2. Weźcie… Jezus mówi, żeby nie tylko nie szukać „świętego spokoju”, ale żeby wziąć to, co On daje . Uczynić krok w Jego kierunku i w wyciągnięte dłonie przyjąć Jego obdarowanie. Mówi też o tym, by uczyć się od Niego – to znaczy, by Go naśladować. Tak jak dzieci, które uczą się od swoich rodziców i tych którzy je otaczają, poprzez naśladowanie. Powtarzając ruchy, sposób mówienia, czy radzenia sobie z jakimiś trudnościami. Co dla Ciebie oznacza w Twoim teraz „naśladować Jezusa”?

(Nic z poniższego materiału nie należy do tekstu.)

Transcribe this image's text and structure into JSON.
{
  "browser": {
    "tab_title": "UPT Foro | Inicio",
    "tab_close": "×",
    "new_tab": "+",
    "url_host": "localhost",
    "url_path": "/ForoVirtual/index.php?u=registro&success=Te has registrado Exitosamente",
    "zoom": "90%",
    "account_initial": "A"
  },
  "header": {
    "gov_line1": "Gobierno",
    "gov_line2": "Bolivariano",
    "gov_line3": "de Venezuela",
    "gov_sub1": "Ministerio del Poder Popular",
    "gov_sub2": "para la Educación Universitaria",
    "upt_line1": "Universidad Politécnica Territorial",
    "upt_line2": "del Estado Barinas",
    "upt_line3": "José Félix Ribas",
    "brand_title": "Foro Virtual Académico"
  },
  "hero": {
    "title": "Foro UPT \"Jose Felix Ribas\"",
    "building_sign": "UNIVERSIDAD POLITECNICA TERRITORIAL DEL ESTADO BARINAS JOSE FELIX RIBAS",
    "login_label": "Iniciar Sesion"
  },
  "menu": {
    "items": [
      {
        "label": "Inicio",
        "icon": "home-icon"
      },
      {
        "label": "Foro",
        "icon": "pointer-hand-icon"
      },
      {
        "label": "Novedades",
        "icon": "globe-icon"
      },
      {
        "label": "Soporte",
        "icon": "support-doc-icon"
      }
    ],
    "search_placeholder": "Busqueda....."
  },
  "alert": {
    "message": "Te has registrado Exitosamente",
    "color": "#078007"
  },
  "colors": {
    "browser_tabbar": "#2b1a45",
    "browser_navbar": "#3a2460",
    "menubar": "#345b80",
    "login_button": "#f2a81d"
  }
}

3. Znajdziecie… Kiedy szukamy, nasz wysiłek nie będzie bezowocny. Kiedy podejmiemy trud przekroczenia własnego zmęczenia, zniechęcenia i przyjdziemy do Jezusa, przyjmując to, co nam daje – znajdziemy ukojenie dla duszy. Pomyśl przez chwilę, co było w ostatnim czasie Twoim największym pragnieniem? Jak próbowałeś je zaspokajać?

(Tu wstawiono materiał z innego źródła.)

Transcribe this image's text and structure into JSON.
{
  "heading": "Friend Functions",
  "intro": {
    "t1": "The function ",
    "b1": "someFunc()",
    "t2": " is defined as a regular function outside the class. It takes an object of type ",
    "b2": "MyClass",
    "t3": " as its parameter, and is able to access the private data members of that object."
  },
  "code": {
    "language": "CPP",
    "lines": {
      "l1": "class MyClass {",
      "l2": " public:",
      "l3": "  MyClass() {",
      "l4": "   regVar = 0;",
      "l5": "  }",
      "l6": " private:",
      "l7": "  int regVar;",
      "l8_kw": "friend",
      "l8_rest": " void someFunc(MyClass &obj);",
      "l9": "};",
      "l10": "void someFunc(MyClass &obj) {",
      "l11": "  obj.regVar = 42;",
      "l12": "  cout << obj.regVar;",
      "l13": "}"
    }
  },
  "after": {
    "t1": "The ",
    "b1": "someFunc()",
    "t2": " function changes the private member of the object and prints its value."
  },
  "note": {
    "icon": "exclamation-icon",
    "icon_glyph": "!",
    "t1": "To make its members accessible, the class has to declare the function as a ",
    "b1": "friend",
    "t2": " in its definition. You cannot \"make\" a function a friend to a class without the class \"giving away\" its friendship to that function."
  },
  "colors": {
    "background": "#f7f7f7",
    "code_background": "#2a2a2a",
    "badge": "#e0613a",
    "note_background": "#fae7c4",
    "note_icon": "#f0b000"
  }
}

Jezus mówi ” Przyjdź ” więc idę . Jezus mówi ” Weź ” i biorę . Jezus mówi : ” Znajdziesz ” , oczywiście znajduję ,-ukojenie i siłę do dalszego życia . Ile razy byłam w rozpaczy to tylko Jeden Bóg wie . Kiedy nie widziałam ratunku znikąd , szłam do kościoła na Mszę Świętą ,oddawałam Panu Jezusowi i Jego Matce Maryi swoje problemy z łzami w oczach . Prosiłam , błagałam , tak , po ludzku . Wracając czułam , że nie jestem sama , że mogę liczyć na mojego Pana , Jezusa i Maryję , Matkę Nieustającej Pomocy . Teraz zawsze modlę się słowami : „Niech będzie Twoja Wola nie moja , Panie Jezu ” i ” Wspomóż mnie Jezu” . Zawsze mogę liczyć na mojego Pana i nie zawiodę się NIGDY !

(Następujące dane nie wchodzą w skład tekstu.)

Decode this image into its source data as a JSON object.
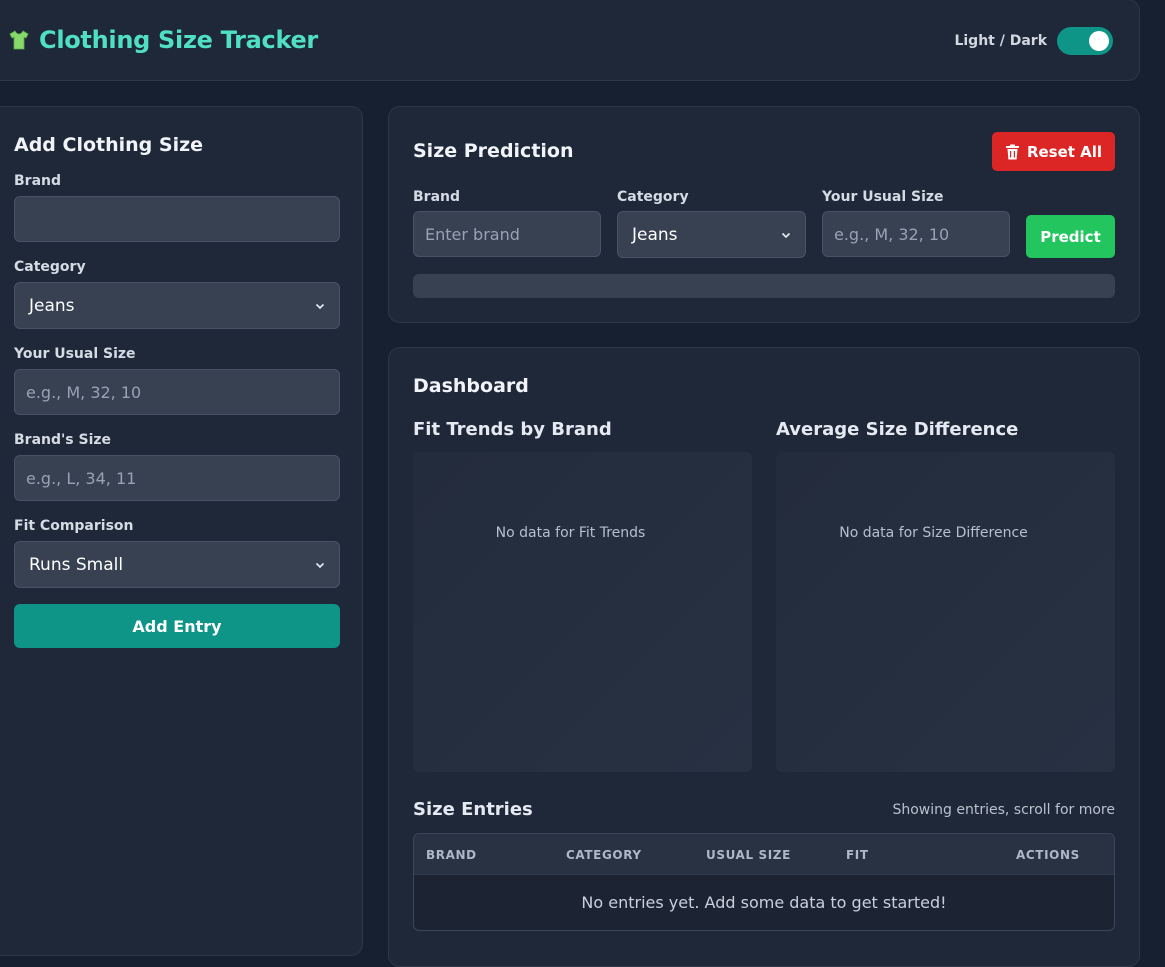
{
  "header": {
    "title": "Clothing Size Tracker",
    "theme_label": "Light / Dark",
    "theme_dark_enabled": true,
    "icon": "tshirt-icon"
  },
  "add_form": {
    "title": "Add Clothing Size",
    "brand_label": "Brand",
    "brand_value": "",
    "category_label": "Category",
    "category_value": "Jeans",
    "usual_size_label": "Your Usual Size",
    "usual_size_placeholder": "e.g., M, 32, 10",
    "brand_size_label": "Brand's Size",
    "brand_size_placeholder": "e.g., L, 34, 11",
    "fit_label": "Fit Comparison",
    "fit_value": "Runs Small",
    "submit_label": "Add Entry"
  },
  "prediction": {
    "title": "Size Prediction",
    "reset_label": "Reset All",
    "brand_label": "Brand",
    "brand_placeholder": "Enter brand",
    "category_label": "Category",
    "category_value": "Jeans",
    "usual_size_label": "Your Usual Size",
    "usual_size_placeholder": "e.g., M, 32, 10",
    "predict_label": "Predict"
  },
  "dashboard": {
    "title": "Dashboard",
    "fit_trends_title": "Fit Trends by Brand",
    "fit_trends_empty": "No data for Fit Trends",
    "size_diff_title": "Average Size Difference",
    "size_diff_empty": "No data for Size Difference",
    "entries_title": "Size Entries",
    "entries_hint": "Showing entries, scroll for more",
    "columns": [
      "BRAND",
      "CATEGORY",
      "USUAL SIZE",
      "FIT",
      "ACTIONS"
    ],
    "empty_message": "No entries yet. Add some data to get started!"
  },
  "colors": {
    "accent": "#0f9488",
    "title": "#4fe0c4",
    "danger": "#dc2626",
    "success": "#22c55e",
    "background": "#172030",
    "card": "#1f2838"
  }
}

Kiedyś usłyszałam czyjeś stwierdzenie, że gdy nie wie jaką decyzję powinien podjąć pyta siebie co Jezus zrobiłby w takiej sytuacji. Bardzo proste a jednak przekonałam się, że nie zawsze łatwo to zrealizować. Zwłaszcza wtedy, gdy tak naprawdę chciałabym zrobić coś innego, niż zrobiłby Jezus. Panie Ty jesteś moim mistrzem, moim nauczycielem. Ucz mnie jak mam żyć. Jak mam dobrze przeżyć swoje życie ażeby przyjść do Ciebie z pełnymi rękami.
Nic nie przychodzi od razu, tak jak ktoś powiedział, że nie za pierwszym skokiem skoczek osiąga sukces, że musi trenować, tak ja uczę się przychodzić do Jezusa. Im częściej zaczęłam się zwracać do Jezusa tym bardziej dostrzegałam Jego działanie w moim życiu. Obdarowywał mnie swoja Miłością siłą i mocą, szczególnie w tych trudnych chwilach. Uczy mnie cierpliwości i pokory, wsłuchiwania się w Jego Świętą Wolę. Pozwolił doświadczyć, że moc w słabości się doskonali
Co dla Ciebie oznacza w Twoim teraz „naśladować Jezusa”? Dla mnie to życie w Miłości, Prawdzie, Uwielbieniu i Dziękczynieniu Boga.
Dlatego proszę Cię Panie, o łaskę wierności Jezusowi w każdej chwili życia! JEZU UFAM TOBIE!